[Sca-cooks] Teaching Cooking 101

Terry Decker t.d.decker at att.net
Sun Jun 20 20:41:38 PDT 2010


> Bear replied to me with:
> <<< The problem is not having a kitchen, either you do or you don't.  The
> problem at King's College is the one hour class.  Hands on cooking and
> baking often does not fit neatly into the class schedule.  I shoehorned a
> simple baking class into two hours, but I won't try that again.  The 
> simple
> fact is that it takes a lot of time to impart practical knowledge and it 
> is
> better done with a small group and a lot of one-on-one interaction over 
> the
> course of a day or two. >>>
>
> Well, I was referring to the fact that many sites have only one kitchen. 
> And that one is often already being used to prepare lunch or an evening 
> feast. So it would be nice to have a site that had multiple kitchens. 
> Sometimes there is another smaller kitchen that can be used for the lunch 
> or the class. Ideally, it would be nice to have it in a school with home 
> ec. facilities, although I've heard they've been removing those.  Such 
> facilities are usually st up for teaching, right? So there might be less 
> counter space but it would be arranged for visibility.

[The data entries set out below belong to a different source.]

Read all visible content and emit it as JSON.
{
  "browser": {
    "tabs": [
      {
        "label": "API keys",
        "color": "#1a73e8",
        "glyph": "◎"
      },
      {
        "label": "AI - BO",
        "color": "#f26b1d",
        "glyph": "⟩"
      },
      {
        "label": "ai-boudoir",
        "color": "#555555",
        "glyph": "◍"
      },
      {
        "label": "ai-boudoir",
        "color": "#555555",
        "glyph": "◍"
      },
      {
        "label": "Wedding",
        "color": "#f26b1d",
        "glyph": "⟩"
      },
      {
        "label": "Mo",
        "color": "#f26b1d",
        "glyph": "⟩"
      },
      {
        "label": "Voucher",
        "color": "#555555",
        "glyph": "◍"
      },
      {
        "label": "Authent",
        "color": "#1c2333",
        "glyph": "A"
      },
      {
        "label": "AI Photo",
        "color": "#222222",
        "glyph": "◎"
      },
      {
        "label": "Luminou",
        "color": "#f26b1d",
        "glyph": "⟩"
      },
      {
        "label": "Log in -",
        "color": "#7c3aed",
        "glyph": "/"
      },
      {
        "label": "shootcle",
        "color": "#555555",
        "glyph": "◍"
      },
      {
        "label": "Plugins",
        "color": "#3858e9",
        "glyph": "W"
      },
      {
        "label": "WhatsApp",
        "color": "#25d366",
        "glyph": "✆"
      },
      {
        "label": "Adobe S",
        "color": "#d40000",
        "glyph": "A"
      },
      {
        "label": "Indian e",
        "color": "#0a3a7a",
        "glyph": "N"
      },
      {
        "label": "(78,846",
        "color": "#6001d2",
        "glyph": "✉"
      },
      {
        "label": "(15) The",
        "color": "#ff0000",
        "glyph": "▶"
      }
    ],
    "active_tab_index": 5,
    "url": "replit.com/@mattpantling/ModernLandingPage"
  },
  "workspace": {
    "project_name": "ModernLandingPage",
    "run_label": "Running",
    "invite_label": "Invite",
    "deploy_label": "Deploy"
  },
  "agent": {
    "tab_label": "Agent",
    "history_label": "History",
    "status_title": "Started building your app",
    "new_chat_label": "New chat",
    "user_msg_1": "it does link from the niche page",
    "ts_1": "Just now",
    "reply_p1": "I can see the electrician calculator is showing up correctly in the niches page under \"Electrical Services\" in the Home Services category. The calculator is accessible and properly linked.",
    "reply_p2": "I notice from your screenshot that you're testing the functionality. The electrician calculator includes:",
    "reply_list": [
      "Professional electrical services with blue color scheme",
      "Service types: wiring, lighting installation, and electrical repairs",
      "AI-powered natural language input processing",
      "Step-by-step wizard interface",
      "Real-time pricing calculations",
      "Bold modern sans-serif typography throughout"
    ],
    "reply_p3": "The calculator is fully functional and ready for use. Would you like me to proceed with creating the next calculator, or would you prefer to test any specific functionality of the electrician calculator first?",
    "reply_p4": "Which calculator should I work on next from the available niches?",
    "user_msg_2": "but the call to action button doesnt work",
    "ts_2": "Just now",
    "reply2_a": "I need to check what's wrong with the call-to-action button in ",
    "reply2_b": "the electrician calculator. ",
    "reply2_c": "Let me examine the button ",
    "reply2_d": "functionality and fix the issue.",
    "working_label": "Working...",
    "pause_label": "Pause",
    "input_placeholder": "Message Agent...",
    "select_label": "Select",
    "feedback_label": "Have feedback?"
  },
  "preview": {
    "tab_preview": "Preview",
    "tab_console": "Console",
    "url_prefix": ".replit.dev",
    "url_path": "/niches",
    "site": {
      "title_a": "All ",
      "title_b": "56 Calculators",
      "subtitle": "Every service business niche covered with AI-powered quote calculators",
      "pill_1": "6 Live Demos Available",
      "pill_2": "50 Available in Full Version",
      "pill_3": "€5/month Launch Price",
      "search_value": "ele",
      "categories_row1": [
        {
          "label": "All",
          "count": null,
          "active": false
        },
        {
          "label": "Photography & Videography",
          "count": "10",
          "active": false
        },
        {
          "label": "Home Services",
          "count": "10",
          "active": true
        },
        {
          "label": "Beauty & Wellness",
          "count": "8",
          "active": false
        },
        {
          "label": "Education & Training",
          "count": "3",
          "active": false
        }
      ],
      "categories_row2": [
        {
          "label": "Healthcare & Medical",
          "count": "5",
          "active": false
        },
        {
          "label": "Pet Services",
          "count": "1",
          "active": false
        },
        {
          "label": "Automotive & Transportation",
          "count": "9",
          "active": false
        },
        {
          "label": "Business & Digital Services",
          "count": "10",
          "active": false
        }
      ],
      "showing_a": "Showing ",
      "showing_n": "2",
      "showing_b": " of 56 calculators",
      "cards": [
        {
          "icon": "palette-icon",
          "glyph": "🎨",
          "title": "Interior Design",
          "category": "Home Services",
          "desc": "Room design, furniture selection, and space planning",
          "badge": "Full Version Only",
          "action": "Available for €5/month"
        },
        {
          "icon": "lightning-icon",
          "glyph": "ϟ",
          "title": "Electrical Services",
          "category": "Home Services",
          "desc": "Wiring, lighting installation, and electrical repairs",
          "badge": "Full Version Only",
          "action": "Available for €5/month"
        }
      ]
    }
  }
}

Or they might have 
> mirrors.
>

The practical baking course I ran was in a commercial kitchen in 
Moonschadowe which was also used for other classes and to prepare the feast 
(for which I did the baking).  I can bake manchet in about an hour, but to 
teach a group of 7 to 10 people to bake manchet and produce loaves of their 
making will take about three hours.  I've found that taking a day and 
teaching 3 or 4 people results in better instruction, provides practice and 
has better retention than a hurried course at King's College.

> Maybe facilities are one of the things you get for the $30 - $50/hour 
> Central Market classes.
>

Faciliy overhead, instructor time and maybe a little profit.  Classes like 
this are usually priced near cost with the store making its profit on the 
other goodies they can sell you.

> As to the length of the classes I can understand one hour being 
> problematic for a cooking and particularly a baking class. But do you 
> really need more than an hour to teach some knife skills or some of the 
> other skills that Gunthar was talking about?
>

The time necessary depends on the subject, and whether the course is merely 
a lecture or whether there is a practical component.  I sat in on a lecture 
on basic knife sharpening that ran for almost an hour and a half.  A couple 
of people stayed for some hands on with the instructor, which ran another 
three hours.  I can show people basic knife work in an hour, but that 
doesn't mean they know how to do it.  That takes pracitce.  IIRC, the CIA 
spends about three full weeks on all of the basic aspects of using kitchen 
knives.

> What is your definition in this case of "small group"? I've often seen 
> class sizes limited to 10 or 12 people.
>
> Stefan

For a lecture, I'm usually prepared for about 30 people and it will run 
roughly 50 minutes.  For a practical class, I really prefer 5 or less and as 
long as it takes.  Which is why I usually give lectures at King's College.